In this paper, we present the development and application of current image processing techniques to perform MRI inter-subject comparison of knee cartilage thickness based on the registration of bone structures. Each point in the bone surface which is part of the bone-cartilage interface is assigned a cartilage thickness value. Cartilage and corresponding bone structures are segmented and their shapes interpolated to create isotropic voxels. Cartilage thicknesses are computed for each point in the bone-cartilage interfaces and transferred to the bone surfaces. Corresponding anatomic points are then computed for bone surfaces based on shape matching using 3D shape descriptors called shape contexts to register bones with affine and elastic transformations, and then perform a point to point comparison of cartilage thickness values. An alternative technique for cartilage shape interpolation using a morphing technique is also presented.

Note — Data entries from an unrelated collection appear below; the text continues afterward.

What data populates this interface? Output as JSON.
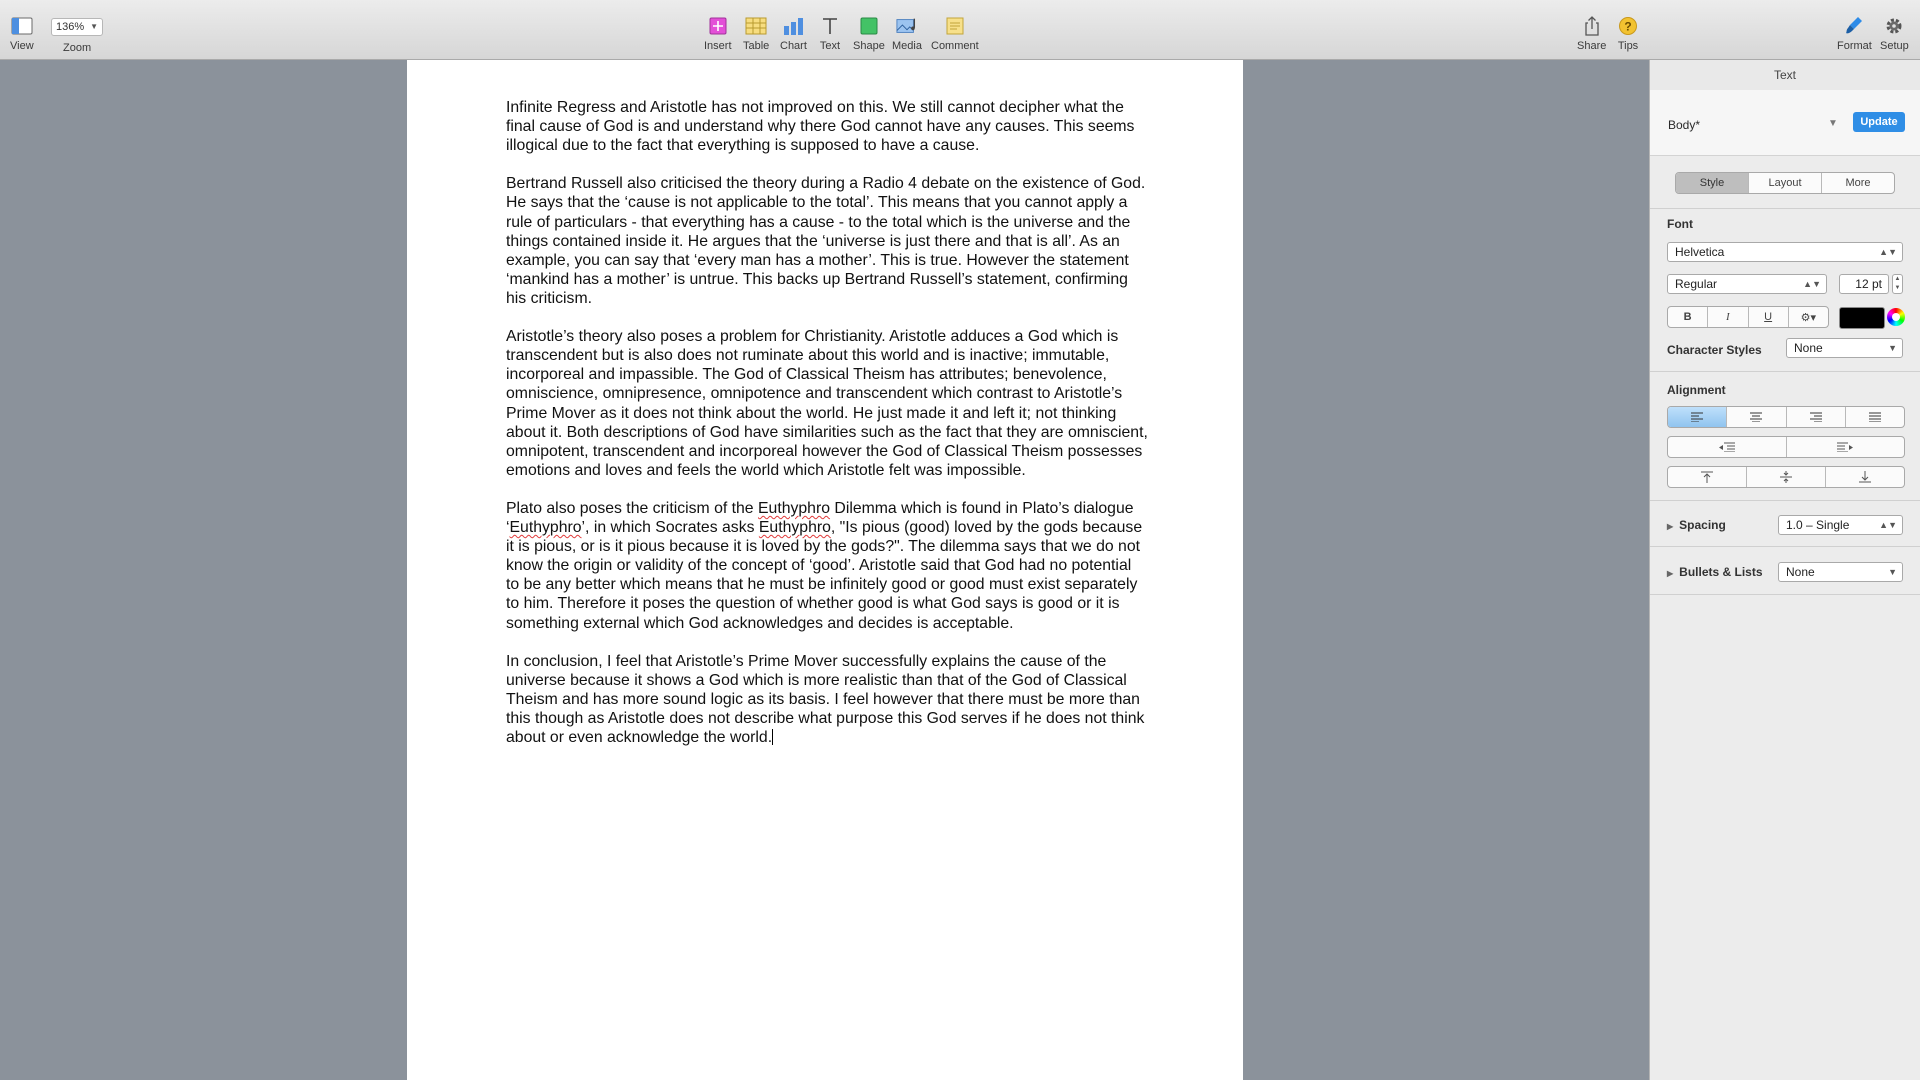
{
  "toolbar": {
    "view_label": "View",
    "zoom_value": "136%",
    "zoom_label": "Zoom",
    "insert_label": "Insert",
    "table_label": "Table",
    "chart_label": "Chart",
    "text_label": "Text",
    "shape_label": "Shape",
    "media_label": "Media",
    "comment_label": "Comment",
    "share_label": "Share",
    "tips_label": "Tips",
    "format_label": "Format",
    "setup_label": "Setup",
    "icon_colors": {
      "insert": "#e34fd7",
      "table": "#f2c94c",
      "chart": "#4f8fe0",
      "shape": "#43c266",
      "media": "#6aa3e8",
      "comment": "#f2d36b",
      "tips": "#f2c230",
      "format": "#2d8be8"
    }
  },
  "document": {
    "paragraphs": [
      {
        "parts": [
          {
            "text": "Infinite Regress and Aristotle has not improved on this. We still cannot decipher what the final cause of God is and understand why there God cannot have any causes. This seems illogical due to the fact that everything is supposed to have a cause."
          }
        ]
      },
      {
        "parts": [
          {
            "text": "Bertrand Russell also criticised the theory during a Radio 4 debate on the existence of God. He says that the ‘cause is not applicable to the total’. This means that you cannot apply a rule of particulars - that everything has a cause - to the total which is the universe and the things contained inside it. He argues that the ‘universe is just there and that is all’. As an example, you can say that ‘every man has a mother’. This is true. However the statement ‘mankind has a mother’ is untrue. This backs up Bertrand Russell’s statement, confirming his criticism."
          }
        ]
      },
      {
        "parts": [
          {
            "text": "Aristotle’s theory also poses a problem for Christianity. Aristotle adduces a God which is transcendent but is also does not ruminate about this world and is inactive; immutable, incorporeal and impassible. The God of Classical Theism has attributes; benevolence, omniscience, omnipresence, omnipotence and transcendent which contrast to Aristotle’s Prime Mover as it does not think about the world. He just made it and left it; not thinking about it. Both descriptions of God have similarities such as the fact that they are omniscient, omnipotent, transcendent and incorporeal however the God of Classical Theism possesses emotions and loves and feels the world which Aristotle felt was impossible."
          }
        ]
      },
      {
        "parts": [
          {
            "text": "Plato also poses the criticism of the "
          },
          {
            "text": "Euthyphro",
            "misspelled": true
          },
          {
            "text": " Dilemma which is found in Plato’s dialogue ‘"
          },
          {
            "text": "Euthyphro",
            "misspelled": true
          },
          {
            "text": "’, in which Socrates asks "
          },
          {
            "text": "Euthyphro",
            "misspelled": true
          },
          {
            "text": ", \"Is pious (good) loved by the gods because it is pious, or is it pious because it is loved by the gods?\". The dilemma says that we do not know the origin or validity of the concept of ‘good’. Aristotle said that God had no potential to be any better which means that he must be infinitely good or good must exist separately to him. Therefore it poses the question of whether good is what God says is good or it is something external which God acknowledges and decides is acceptable."
          }
        ]
      },
      {
        "parts": [
          {
            "text": "In conclusion, I feel that Aristotle’s Prime Mover successfully explains the cause of the universe because it shows a God which is more realistic than that of the God of Classical Theism and has more sound logic as its basis. I feel however that there must be more than this though as Aristotle does not describe what purpose this God serves if he does not think about or even acknowledge the world."
          }
        ],
        "cursor_at_end": true
      }
    ]
  },
  "inspector": {
    "title": "Text",
    "paragraph_style": "Body*",
    "update_label": "Update",
    "tabs": [
      {
        "label": "Style",
        "active": true
      },
      {
        "label": "Layout",
        "active": false
      },
      {
        "label": "More",
        "active": false
      }
    ],
    "font_section_label": "Font",
    "font_family": "Helvetica",
    "font_typeface": "Regular",
    "font_size": "12 pt",
    "bold_label": "B",
    "italic_label": "I",
    "underline_label": "U",
    "text_color": "#000000",
    "character_styles_label": "Character Styles",
    "character_styles_value": "None",
    "alignment_label": "Alignment",
    "alignment_active": "left",
    "spacing_label": "Spacing",
    "spacing_value": "1.0 – Single",
    "bullets_label": "Bullets & Lists",
    "bullets_value": "None"
  }
}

The cartilage segmentation and morphing were validated visually, based on volumetric measurements of porcine knee images which cartilage volumes were measured using a water displacement method, and based on digital thickness values computed with an established technique. Shape matching using 3D shape contexts was validated visually and against manual shape matching performed by a radiologist. The reproducibility of intra- and inter-subject cartilage thickness comparisons was established, as well as the feasibility of using the proposed technique to build a mean femoral shape, cartilage thickness map, and cartilage coverage map. Results showed that the proposed technique is robust, accurate, and reproducible to perform point to point inter-subject comparison of knee cartilage thickness values.